Today, Bates specializes in major joint replacement (hips, knees, shoulders). He works at the cutting edge—so to speak—of robotic instrumentation systems that can make precision cuts into bone, like “glorified carpentry,” he says. In 2012 he received a patent: U.S. 8,313,495, for a Needle Holder and Suture Cutter Surgical Instrument, his own invention, which he uses in the operating room. 

Over the years, Bates’ career has zigzagged between the civilian, the military and the charitable. He has volunteered as a surgeon on medical outreach programs in Guatemala and been in private practice in San Diego for two decades.
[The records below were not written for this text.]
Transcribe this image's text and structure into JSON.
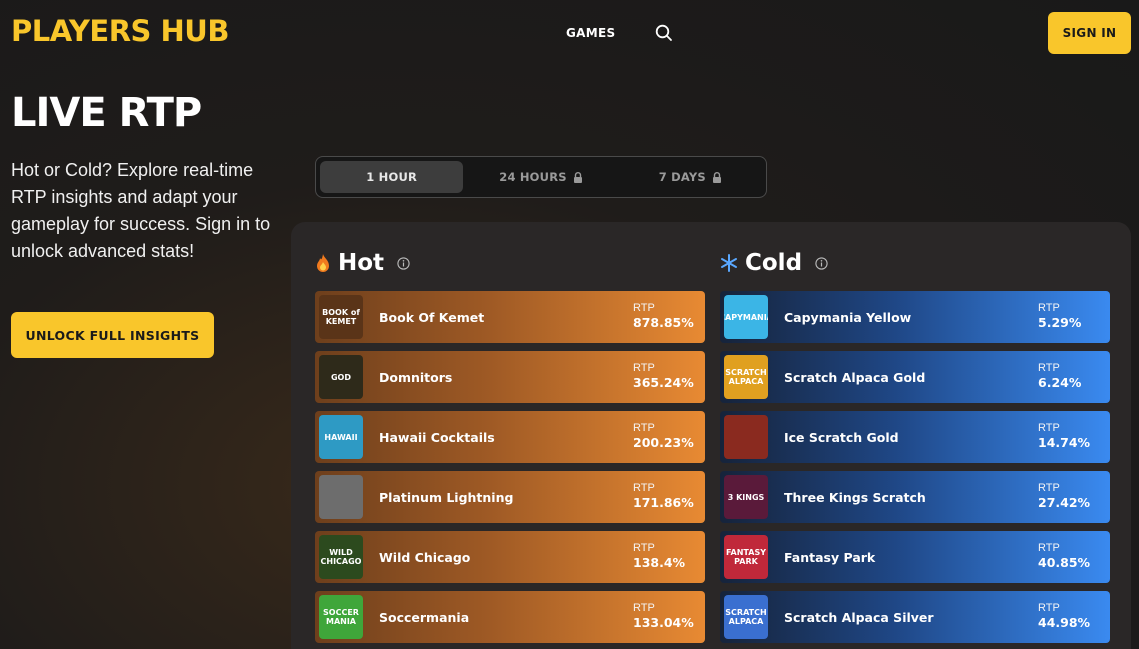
{
  "header": {
    "logo": "PLAYERS HUB",
    "nav_games": "GAMES",
    "signin_label": "SIGN IN"
  },
  "hero": {
    "title": "LIVE RTP",
    "intro": "Hot or Cold? Explore real-time RTP insights and adapt your gameplay for success. Sign in to unlock advanced stats!",
    "unlock_label": "UNLOCK FULL INSIGHTS"
  },
  "tabs": [
    {
      "label": "1 HOUR",
      "active": true,
      "locked": false
    },
    {
      "label": "24 HOURS",
      "active": false,
      "locked": true
    },
    {
      "label": "7 DAYS",
      "active": false,
      "locked": true
    }
  ],
  "hot": {
    "title": "Hot",
    "rtp_label": "RTP",
    "games": [
      {
        "name": "Book Of Kemet",
        "rtp": "878.85%",
        "thumb_text": "BOOK of KEMET",
        "thumb_color": "#5a3418"
      },
      {
        "name": "Domnitors",
        "rtp": "365.24%",
        "thumb_text": "GOD",
        "thumb_color": "#2e2a1a"
      },
      {
        "name": "Hawaii Cocktails",
        "rtp": "200.23%",
        "thumb_text": "HAWAII",
        "thumb_color": "#2e9ac4"
      },
      {
        "name": "Platinum Lightning",
        "rtp": "171.86%",
        "thumb_text": "",
        "thumb_color": "#6d6d6d"
      },
      {
        "name": "Wild Chicago",
        "rtp": "138.4%",
        "thumb_text": "WILD CHICAGO",
        "thumb_color": "#2c4a1e"
      },
      {
        "name": "Soccermania",
        "rtp": "133.04%",
        "thumb_text": "SOCCER MANIA",
        "thumb_color": "#3fa63a"
      }
    ]
  },
  "cold": {
    "title": "Cold",
    "rtp_label": "RTP",
    "games": [
      {
        "name": "Capymania Yellow",
        "rtp": "5.29%",
        "thumb_text": "CAPYMANIA",
        "thumb_color": "#3bb5e6"
      },
      {
        "name": "Scratch Alpaca Gold",
        "rtp": "6.24%",
        "thumb_text": "SCRATCH ALPACA",
        "thumb_color": "#e0a020"
      },
      {
        "name": "Ice Scratch Gold",
        "rtp": "14.74%",
        "thumb_text": "",
        "thumb_color": "#8a2a1f"
      },
      {
        "name": "Three Kings Scratch",
        "rtp": "27.42%",
        "thumb_text": "3 KINGS",
        "thumb_color": "#5a1a3a"
      },
      {
        "name": "Fantasy Park",
        "rtp": "40.85%",
        "thumb_text": "FANTASY PARK",
        "thumb_color": "#c0283a"
      },
      {
        "name": "Scratch Alpaca Silver",
        "rtp": "44.98%",
        "thumb_text": "SCRATCH ALPACA",
        "thumb_color": "#3a6fd0"
      }
    ]
  },
  "colors": {
    "accent": "#f9c62b",
    "hot": "#e88a33",
    "cold": "#3a8af0"
  }
}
He completed basic flight training so as to become a naval flight surgeon, and he took Navy diver training so as to treat Navy SEALs and submariners. And he has done two major deployments: Cambodia in 1992 and Afghanistan in 2013. 

While stationed in Qalat, Bates read everything he could about Afghanistan, “going back to Alexander the Great,” he says. (Qalat means “fortress” in Persian/Pashto, Bates discovered, and from the base, he could see the 2,000-year-old stone fortress built by Alexander’s forces.) 
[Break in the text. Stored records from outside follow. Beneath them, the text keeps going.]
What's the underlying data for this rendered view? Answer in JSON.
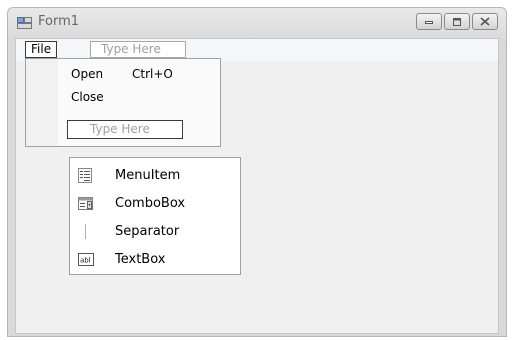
{
  "window": {
    "title": "Form1"
  },
  "menubar": {
    "file_label": "File",
    "type_here": "Type Here"
  },
  "file_menu": {
    "items": [
      {
        "label": "Open",
        "shortcut": "Ctrl+O"
      },
      {
        "label": "Close"
      }
    ],
    "type_here": "Type Here"
  },
  "type_menu": {
    "items": [
      {
        "label": "MenuItem",
        "icon": "menu-item-icon"
      },
      {
        "label": "ComboBox",
        "icon": "combobox-icon"
      },
      {
        "label": "Separator",
        "icon": "separator-icon"
      },
      {
        "label": "TextBox",
        "icon": "textbox-icon"
      }
    ]
  }
}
He commanded a staff of 25 at Miranda Trauma Center, named for fallen Navy SEAL Denis Miranda. Together, these “sand docs” treated some 400 injured military personnel, many brought in with grievous wounds from improvised explosive devices, high-velocity arms fire and rocket-propelled grenades. When asked what he’s proudest of in his career, he says it was having this responsibility for a combat surgical team, and empowering them to do their best work, operating in the critical “golden hour” right after a soldier is wounded. 

Bates credits two people at Amherst with setting him on his path: Professor of Psychology Lisa Raskin, his mentor and “number-one influence,” and a career adviser who broke the news that he likely didn’t have the grades to get into medical school. You know how that rolled, right? Now he had to go to medical school. 

“Amherst did not give me all the information I need in life, but it did give me the ability to assimilate and process information,” Bates says. “I also gained humility at Amherst. I was an A-plus student in high school, and at Amherst I was a mediocre student.” Bates played lacrosse and rugby in college and today is a triathlete. Even so, he says, “there will always be people who are stronger, faster and smarter, but in college I learned that you can excel by learning how to think well, make good decisions and understand your limitations.” 

These days, he’s back to his busy private practice, where he keeps his old leg brace in his office. It reminds him of the obstacles he’s moved past and the ones he has yet to face, undoubtedly, head-on.